Nous, citoyennes et citoyens, voulons partager notre indignation face à l’éviction du président de la Commission indépendante sur l’inceste et les violences sexuelles faites aux enfants (Ciivise), Edouard Durand, et à son remplacement [par l’ex-rugbyman et responsable associatif Sébastien Boueilh et l’experte judiciaire Caroline Rey-Salmon] non justifié à ce jour par Charlotte Caubel, secrétaire d’Etat chargée de la famille et de la protection de l’enfance. Nous pensons que ce remerciement vient mettre à mal trois ans d’un travail inédit et dont la France peut être fière.

Dans sa lettre de mission adressée aux présidents de la Ciivise, Adrien Taquet, alors secrétaire d’Etat chargé de l’enfance et des familles, insistait sur « l’urgence d’agir », pour « qu’un changement de société soit possible ». A cet effet, sa première demande était « d’ouvrir un espace d’expression inédit », à travers « un recueil de témoignages de victimes » ainsi « qu’un accompagnement adapté à leur situation ». Le rapport final de la Ciivise ainsi que les rapports intermédiaires montrent à quel point cette demande fut prise au sérieux.

Grâce à cet appel à témoins (27 000) sans précédent, la Ciivise a non seulement permis de rendre visible un problème social majeur mais a également élaboré des moyens à mettre en œuvre face aux violences sexuelles faites aux enfants et au phénomène de déni qui les accompagne.

Notre inquiétude est que les quatre-vingt-deux préconisations issues de ces témoignages ne tombent dans l’oubli.

Au terme de ces trois années de travail, la Ciivise est non seulement devenue « un espace d’expression pour les victimes adultes ou enfants », mais également un endroit de confiance où la parole des victimes peut être entendue et considérée. Dans l’état actuel du système français de protection contre les violences intrafamiliales, pour de nombreuses victimes, la Ciivise est le dernier endroit où leur parole peut être prise en compte par une structure institutionnelle.
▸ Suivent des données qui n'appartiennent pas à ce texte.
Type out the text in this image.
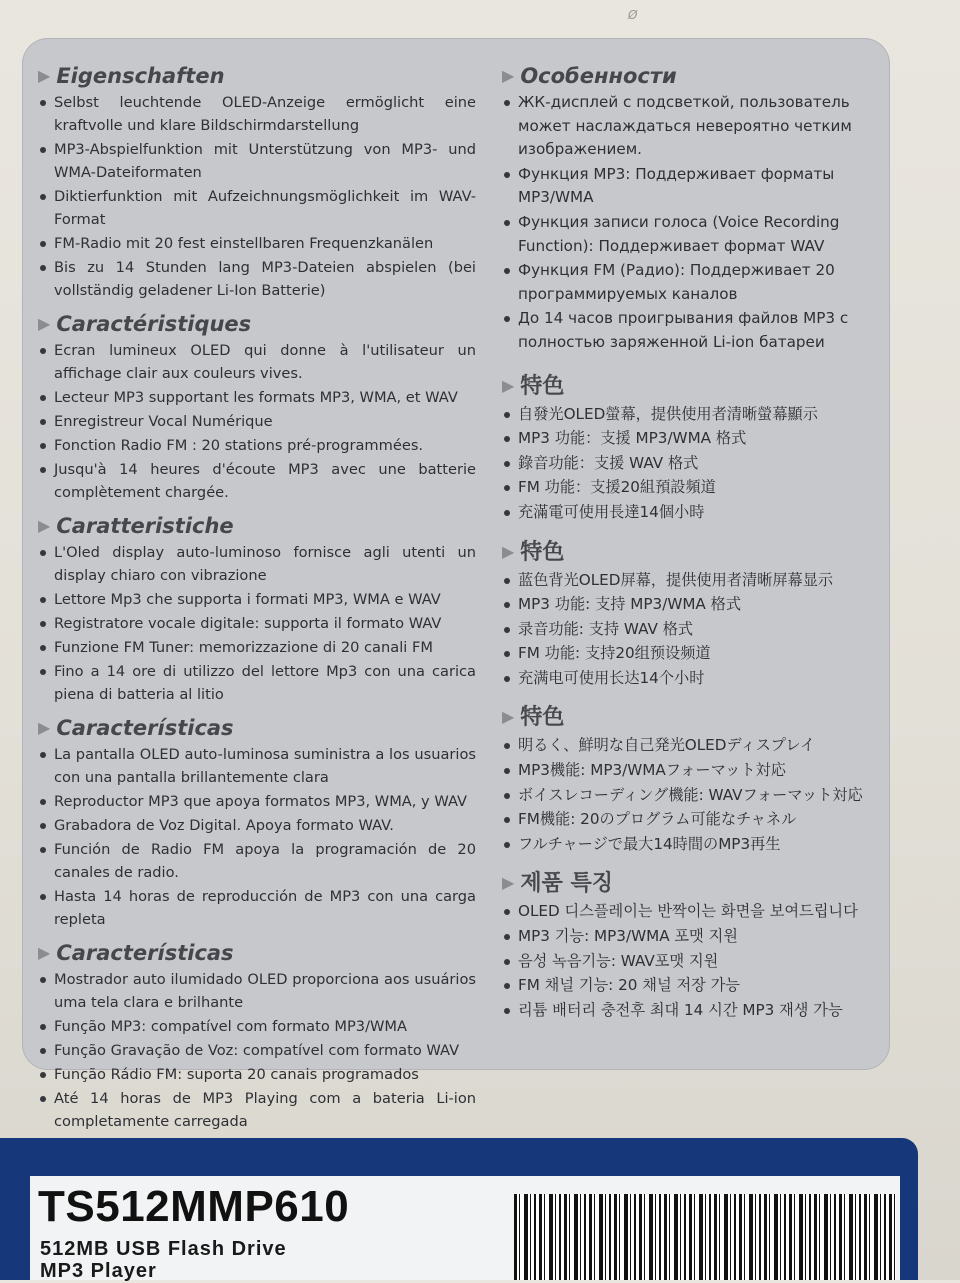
Ø
▶ Eigenschaften
Selbst leuchtende OLED-Anzeige ermöglicht eine kraftvolle und klare Bildschirmdarstellung
MP3-Abspielfunktion mit Unterstützung von MP3- und WMA-Dateiformaten
Diktierfunktion mit Aufzeichnungsmöglichkeit im WAV-Format
FM-Radio mit 20 fest einstellbaren Frequenzkanälen
Bis zu 14 Stunden lang MP3-Dateien abspielen (bei vollständig geladener Li-Ion Batterie)
▶ Caractéristiques
Ecran lumineux OLED qui donne à l'utilisateur un affichage clair aux couleurs vives.
Lecteur MP3 supportant les formats MP3, WMA, et WAV
Enregistreur Vocal Numérique
Fonction Radio FM : 20 stations pré-programmées.
Jusqu'à 14 heures d'écoute MP3 avec une batterie complètement chargée.
▶ Caratteristiche
L'Oled display auto-luminoso fornisce agli utenti un display chiaro con vibrazione
Lettore Mp3 che supporta i formati MP3, WMA e WAV
Registratore vocale digitale: supporta il formato WAV
Funzione FM Tuner: memorizzazione di 20 canali FM
Fino a 14 ore di utilizzo del lettore Mp3 con una carica piena di batteria al litio
▶ Características
La pantalla OLED auto-luminosa suministra a los usuarios con una pantalla brillantemente clara
Reproductor MP3 que apoya formatos MP3, WMA, y WAV
Grabadora de Voz Digital. Apoya formato WAV.
Función de Radio FM apoya la programación de 20 canales de radio.
Hasta 14 horas de reproducción de MP3 con una carga repleta
▶ Características
Mostrador auto ilumidado OLED proporciona aos usuários uma tela clara e brilhante
Função MP3: compatível com formato MP3/WMA
Função Gravação de Voz: compatível com formato WAV
Função Rádio FM: suporta 20 canais programados
Até 14 horas de MP3 Playing com a bateria Li-ion completamente carregada
▶ Особенности
ЖК-дисплей с подсветкой, пользователь может наслаждаться невероятно четким изображением.
Функция MP3: Поддерживает форматы MP3/WMA
Функция записи голоса (Voice Recording Function): Поддерживает формат WAV
Функция FM (Радио): Поддерживает 20 программируемых каналов
До 14 часов проигрывания файлов MP3 с полностью заряженной Li-ion батареи
▶ 特色
自發光OLED螢幕，提供使用者清晰螢幕顯示
MP3 功能：支援 MP3/WMA 格式
錄音功能：支援 WAV 格式
FM 功能：支援20組預設頻道
充滿電可使用長達14個小時
▶ 特色
蓝色背光OLED屏幕，提供使用者清晰屏幕显示
MP3 功能: 支持 MP3/WMA 格式
录音功能: 支持 WAV 格式
FM 功能: 支持20组预设频道
充满电可使用长达14个小时
▶ 特色
明るく、鮮明な自己発光OLEDディスプレイ
MP3機能: MP3/WMAフォーマット対応
ボイスレコーディング機能: WAVフォーマット対応
FM機能: 20のプログラム可能なチャネル
フルチャージで最大14時間のMP3再生
▶ 제품 특징
OLED 디스플레이는 반짝이는 화면을 보여드립니다
MP3 기능: MP3/WMA 포맷 지원
음성 녹음기능: WAV포맷 지원
FM 채널 기능: 20 채널 저장 가능
리튬 배터리 충전후 최대 14 시간 MP3 재생 가능
TS512MMP610
512MB USB Flash Drive
MP3 Player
Doute qui plane sur la ligne téléphonique

Selon certains témoignages, ce moment d’écoute offert par la Ciivise est une étape importante, point de départ de leur reconstruction. A cet égard, la présence d’un représentant institutionnel et, en particulier, d’un magistrat à la direction de cette commission représente pour les victimes, et de manière symbolique, un vrai soutien. La devise « Je te crois, je te protège » choisie par les membres de la commission pluridisciplinaire prend en charge et accueille cette confiance.